In a way, I am still like the woman at the well ... after she met Jesus, she went through town telling people about the Savior regardless of how they felt about her, regardless of how much they hated her. She was unashamedly witnessing to people with reckless abandonment. If we think upon what he has done for each of us, shouldn’t we all share that passion?

Summary

Before I knew who Jesus really was, I believed that:

• I was a wretch, a waste of human air space.
• I was unworthy of love from anyone.
• I was unworthy of love from anyone.
• I was unimportant.
• My life meant nothing.
• I was the worst person who ever lived because I killed my baby.
• God would NEVER love someone like me.

Since I invited Jesus into my heart and my life, I believe that:

• He is with me when I despair
• He is with me when I rejoice
• He will never leave me nor forsake me
• He has plans for my life
• His promises are meant for me
• He forgives me
• He guides me
• He corrects me
• He equips me for whatever task is at hand
• He wants me to talk to Him every day, throughout the day
• He helps me see others through His eyes
• He gives me a love for other people beyond my own capabilities
• He has given me a son that is a wonderful blessing to me and others
• He has given me a church family that loves the way a family should
• He loves me far more than I could ever comprehend

I LOVE JESUS with all my heart, mind, soul and strength.
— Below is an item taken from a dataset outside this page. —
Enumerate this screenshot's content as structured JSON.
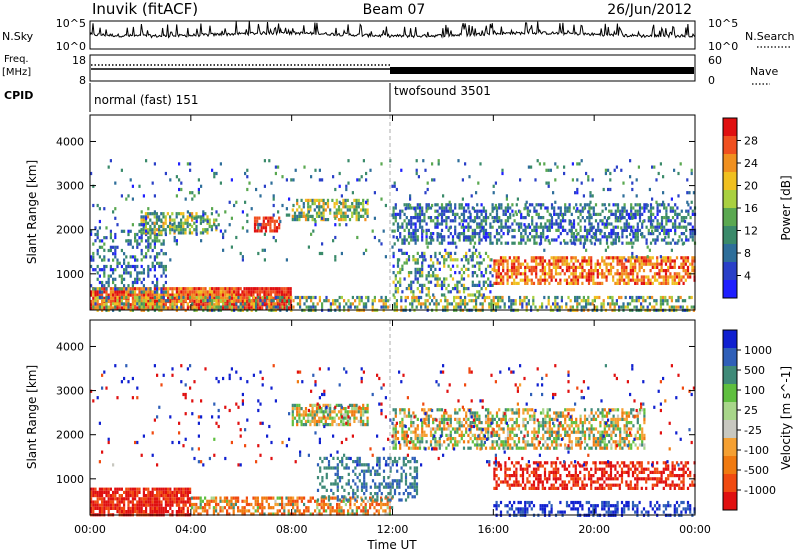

I long to:

• Be courageous against all odds like Esther.
• Know what needs to be done and do it like Abigail (1 Samuel 25) -- I really like her!
• Be as loving and devoted as Ruth.
• Have a servant’s heart like Martha.
• Have eyes fixed on Jesus like Mary.

The last thing I want to share with you is that I live to worship the Lord. It is one of my greatest passions. I am not a gifted singer, I was not born with the gift of song, but I’ve worked hard to learn to sing better, and it’s all been for Jesus.

There is a song called, “Fix Me Jesus” which exemplifies the way I feel about the Lord. It is an old black spiritual. The word “Fix” could really be “prepare,” but the song wouldn't sound as good that way. Now, we are supposed to worship without reservation, and I’m about to go off the reservation and sing it for you. I hope it enters into your hearts the way it has mine.

Fix me for my home on high, fix me Jesus, fix me
Fix me for the by and by, fix me Jesus, fix me
Fix me for my starry crown, fix me Jesus, fix me
Fix me for a higher ground, fix me Jesus, fix me
                                                                         (Queen Latifah Fix Me Jesus)

Amen, Jesus.



Valerie currently attends New Hope Christian Fellowship. She has a son in college, and spends her time assisting with the administration of her church and providing services to newly established businesses. She obtains great joy in singing on the worship team at her church and encouraging other women.